The finale begins with an extended slow introduction based on several pregnant thematic ideas. The first, high in the violins, is a minor-mode transformation of what will become the main theme of the finale, but here broken off by an agitated pizzicato passage. A tense section of rushing scales is halted by a timpani roll leading to the call of the solo horn, a melody originally for Alphorn that Brahms collected while on vacation in Switzerland. The introduction concludes with a noble chorale intoned by trombones and bassoons, the former having been held in reserve throughout the entire Symphony just for this moment. The finale proper begins with a new tempo and one of the most famous themes in the repertory, a stirring hymn-like melody that resembles the finale of Beethoven’s “Choral” Symphony. (When a friend pointed out this affinity to Brahms he shot back, “Any fool can see that!”) The movement progresses in sonata form, but without a development sec-tion. The work closes with a majestic coda in the brilliant key of C major featuring the trombone chorale of the introduction in its full splendor.

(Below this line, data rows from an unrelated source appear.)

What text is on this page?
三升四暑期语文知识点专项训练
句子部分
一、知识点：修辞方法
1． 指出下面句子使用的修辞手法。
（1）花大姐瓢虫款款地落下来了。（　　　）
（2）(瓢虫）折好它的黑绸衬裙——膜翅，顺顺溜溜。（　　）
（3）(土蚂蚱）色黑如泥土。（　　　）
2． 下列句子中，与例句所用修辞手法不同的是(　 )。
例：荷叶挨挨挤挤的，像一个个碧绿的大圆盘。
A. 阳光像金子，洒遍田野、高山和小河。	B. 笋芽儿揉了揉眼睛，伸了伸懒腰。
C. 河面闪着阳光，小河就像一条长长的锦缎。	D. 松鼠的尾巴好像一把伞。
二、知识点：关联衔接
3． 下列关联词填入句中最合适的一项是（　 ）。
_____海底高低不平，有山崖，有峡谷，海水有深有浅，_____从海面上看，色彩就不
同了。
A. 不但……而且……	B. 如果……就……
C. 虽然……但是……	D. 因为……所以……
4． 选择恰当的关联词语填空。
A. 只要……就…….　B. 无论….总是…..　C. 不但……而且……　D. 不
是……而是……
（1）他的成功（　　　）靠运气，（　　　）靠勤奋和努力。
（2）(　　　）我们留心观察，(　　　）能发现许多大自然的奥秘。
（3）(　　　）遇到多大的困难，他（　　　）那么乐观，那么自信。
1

Of Brahms’ symphonies, and this one in particular, Lawrence Gilman wrote, “The essential fact to remember and to celebrate about Brahms is that he possessed not only the mechanisms of the grand style, but that he was able to exert it as a vehicle for ideas of authentic greatness, and he achieved this miracle with a continence, a sense of balance and proportion, an instinct for the larger contours as well as the finer adjustments of musical design, that were almost unerring.”